La prédominance du secteur informel dans l’univers du livre rend difficile l’exercice du métier. Aussi, vu la faiblesse du maillon diffusion-distribution, les éditeurs se chargent eux-mêmes d’acheminer les livres à la commercialisation.
La fracture numérique est perceptible en Côte d’Ivoire. En effet, le secteur impose de lourds investissements et du matériel adapté, qui n’est pas à la portée de la majorité des citoyens ; lesquels ignorent encore les rudiments de cet outil aux facettes variées et souvent complexes. La connexion à l’Internet est accessible dans les grandes villes et citées fortement urbanisées, quand on sait que l’analyse démolinguistique ivoirienne fait ressortir une forte densité de la population rurale grandement touchée par l’analphabétisme et la pauvreté ; en conséquence, une grande partie de la population n’a pas accès aux TIC.  Toutefois, les TIC marquant l’ère des « digital native », sont présentes dans les habitudes des jeunes et adolescents qui développent une relation étroite avec les nouvelles technologies en constituant les plus fidèles clients des cybercafés et salles de jeu vidéo.

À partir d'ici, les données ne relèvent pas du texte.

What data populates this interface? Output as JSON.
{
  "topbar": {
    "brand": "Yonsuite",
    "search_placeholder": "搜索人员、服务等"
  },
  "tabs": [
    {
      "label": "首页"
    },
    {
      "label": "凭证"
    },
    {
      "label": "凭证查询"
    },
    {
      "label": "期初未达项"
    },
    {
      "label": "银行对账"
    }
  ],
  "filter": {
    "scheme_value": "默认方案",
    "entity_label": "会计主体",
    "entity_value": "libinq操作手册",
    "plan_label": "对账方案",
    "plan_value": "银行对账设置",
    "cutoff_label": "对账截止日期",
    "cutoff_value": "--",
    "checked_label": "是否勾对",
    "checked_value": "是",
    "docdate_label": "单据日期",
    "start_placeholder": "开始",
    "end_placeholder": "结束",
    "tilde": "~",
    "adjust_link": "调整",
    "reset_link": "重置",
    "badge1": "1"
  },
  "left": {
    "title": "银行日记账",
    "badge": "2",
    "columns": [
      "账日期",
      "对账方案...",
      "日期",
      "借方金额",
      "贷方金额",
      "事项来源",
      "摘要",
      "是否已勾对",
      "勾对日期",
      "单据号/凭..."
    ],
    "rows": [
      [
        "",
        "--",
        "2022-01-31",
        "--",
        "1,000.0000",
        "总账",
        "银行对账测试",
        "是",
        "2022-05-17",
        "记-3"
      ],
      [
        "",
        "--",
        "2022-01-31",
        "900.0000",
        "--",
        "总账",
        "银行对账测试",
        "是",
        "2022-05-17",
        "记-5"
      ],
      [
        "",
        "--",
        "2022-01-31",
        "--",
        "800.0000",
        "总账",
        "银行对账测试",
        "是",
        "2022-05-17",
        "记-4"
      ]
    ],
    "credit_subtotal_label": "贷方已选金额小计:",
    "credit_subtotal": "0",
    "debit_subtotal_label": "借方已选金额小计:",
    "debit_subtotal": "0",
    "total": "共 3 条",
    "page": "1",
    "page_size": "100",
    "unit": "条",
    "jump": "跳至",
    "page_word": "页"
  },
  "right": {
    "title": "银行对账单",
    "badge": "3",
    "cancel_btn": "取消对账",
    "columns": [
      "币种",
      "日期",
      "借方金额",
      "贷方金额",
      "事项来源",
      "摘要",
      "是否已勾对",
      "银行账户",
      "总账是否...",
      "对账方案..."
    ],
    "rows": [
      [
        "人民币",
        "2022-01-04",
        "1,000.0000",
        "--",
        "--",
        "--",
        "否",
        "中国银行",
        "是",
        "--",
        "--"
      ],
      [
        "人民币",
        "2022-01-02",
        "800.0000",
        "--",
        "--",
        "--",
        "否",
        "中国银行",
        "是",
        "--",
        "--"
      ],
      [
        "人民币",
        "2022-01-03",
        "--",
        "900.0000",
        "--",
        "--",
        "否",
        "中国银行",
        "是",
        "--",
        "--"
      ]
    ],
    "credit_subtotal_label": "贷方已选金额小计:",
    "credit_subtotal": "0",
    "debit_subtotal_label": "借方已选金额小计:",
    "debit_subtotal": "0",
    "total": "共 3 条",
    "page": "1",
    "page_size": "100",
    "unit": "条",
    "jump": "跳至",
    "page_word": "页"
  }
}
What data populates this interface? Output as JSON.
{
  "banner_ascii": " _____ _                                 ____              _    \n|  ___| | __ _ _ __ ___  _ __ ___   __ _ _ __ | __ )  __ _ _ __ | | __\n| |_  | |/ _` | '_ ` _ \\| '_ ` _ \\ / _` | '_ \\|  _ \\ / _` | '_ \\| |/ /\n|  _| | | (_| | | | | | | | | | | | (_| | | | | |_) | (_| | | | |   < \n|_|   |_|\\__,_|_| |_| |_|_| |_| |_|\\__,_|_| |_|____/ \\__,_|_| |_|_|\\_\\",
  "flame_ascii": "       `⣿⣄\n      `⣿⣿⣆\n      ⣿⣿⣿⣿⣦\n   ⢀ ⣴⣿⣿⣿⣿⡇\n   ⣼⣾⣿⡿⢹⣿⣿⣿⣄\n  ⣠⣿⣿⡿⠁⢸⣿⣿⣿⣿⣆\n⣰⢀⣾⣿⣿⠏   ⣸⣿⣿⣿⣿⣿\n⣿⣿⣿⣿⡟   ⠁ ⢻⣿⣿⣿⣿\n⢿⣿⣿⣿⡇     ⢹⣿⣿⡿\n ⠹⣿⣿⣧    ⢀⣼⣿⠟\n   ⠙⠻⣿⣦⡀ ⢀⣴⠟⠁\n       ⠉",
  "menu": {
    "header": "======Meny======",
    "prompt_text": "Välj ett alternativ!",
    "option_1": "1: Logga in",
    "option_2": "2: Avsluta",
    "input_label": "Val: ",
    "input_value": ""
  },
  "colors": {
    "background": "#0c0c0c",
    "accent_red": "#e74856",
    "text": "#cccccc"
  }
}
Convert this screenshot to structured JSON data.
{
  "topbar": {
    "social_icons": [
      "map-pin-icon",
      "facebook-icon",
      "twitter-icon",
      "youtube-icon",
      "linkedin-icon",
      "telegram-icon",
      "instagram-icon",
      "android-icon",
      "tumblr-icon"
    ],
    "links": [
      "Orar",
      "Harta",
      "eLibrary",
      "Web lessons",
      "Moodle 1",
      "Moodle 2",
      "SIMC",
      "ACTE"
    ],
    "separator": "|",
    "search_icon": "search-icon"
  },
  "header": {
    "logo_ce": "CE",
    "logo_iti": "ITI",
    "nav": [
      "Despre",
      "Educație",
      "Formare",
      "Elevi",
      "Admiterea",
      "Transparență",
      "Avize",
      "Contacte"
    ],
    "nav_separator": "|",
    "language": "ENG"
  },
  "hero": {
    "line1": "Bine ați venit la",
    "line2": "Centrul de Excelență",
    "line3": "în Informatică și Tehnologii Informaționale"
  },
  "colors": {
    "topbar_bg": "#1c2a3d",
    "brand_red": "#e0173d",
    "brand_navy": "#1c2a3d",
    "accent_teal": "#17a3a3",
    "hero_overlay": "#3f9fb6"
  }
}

En occident, le livre numérique représente 8% du marché du livre. Les ″majors″ du secteur, d’origine anglo-saxons tels que tels que Amazon ou Google livres, offrent le constat du schéma de l’oligopole à franges concurrencées ou non, avec intégration verticale et concentration horizontale pour une politique de ″star-système″ tous azimuts. Dans les pays du Sud, cette part de marché est quasi-inexistante. Aussi, les acteurs du livre qui sont très peu à disposer d’un outil numérique (site web, blogs,…) subissent énormément l’influence des pays du nord.



[1] Guide des professionnels du Livre en Côte d’ivoire, 2003, pp.17-62
[2] Décret N°2001-153 du 15 mars 2001 qui place la politique du livre sous la responsabilité du Ministère de la Culture et de la Francophonie
  Loi N° 96-564 du 25 Juillet 1996 définit et protège le droit d’auteur en tant que principale rémunération des créateurs intellectuels
  Décret N° 62-28 du 02 Février 1962 régissant le dépôt légal
  Le décret N°81-232 du 15 Avril 1981 avait déjà créé le Bureau Ivoirien du Droit d’Auteur (BURIDA) qui bénéficie d’un monopole de gestion          du droit d’auteur
 Le décret N°86-448 du 25 Juin 1986 conjointement signé par le Ministère des Affaires Culturelles, le MEF et le MI transfère compétences         aux communes pour la création d’équipements et la gestion de certains établissements culturels tels que les bibliothèques, centre culturels, musées, etc. Les bibliothèques vont naître aussi dans le cadre du projet BAD dont le volet documentation est le PARMEN, né à la suite d’une convention entre  le MEN et la Banque Africaine de Développement.
Le décret N°2001-153 du15 Mars 2001 portant organisation du MCF confère à celui-ci la responsabilité de la politique du livre en Côte d’Ivoire. S’appuyant sur la Direction du Livre et de la lecture (DLL), il détermine les actions à mener. Il y a aussi la Bibliothèque nationale organisée par le décret N°71-434 du 10 Septembre 1971 qui recueille, conserve et diffuse toute production imprimée nationale. On ajoute à cela le Ministère de la Formation Professionnelle et le MEN dont la direction de la pédagogie et de la formation continue gère toute la chaîne des manuels scolaires selon l’arrêté N° 0025/MEN/CAAB du 28 Février 2001.




[3] Oumar SYLLA, Idem.
[4]. Francisco D’ALMEIDA ; annuaire de l’identification de l’environnement et des entreprises culturelles (Burkina Faso, Côte d’Ivoire, Sénégal), OIF, 2008.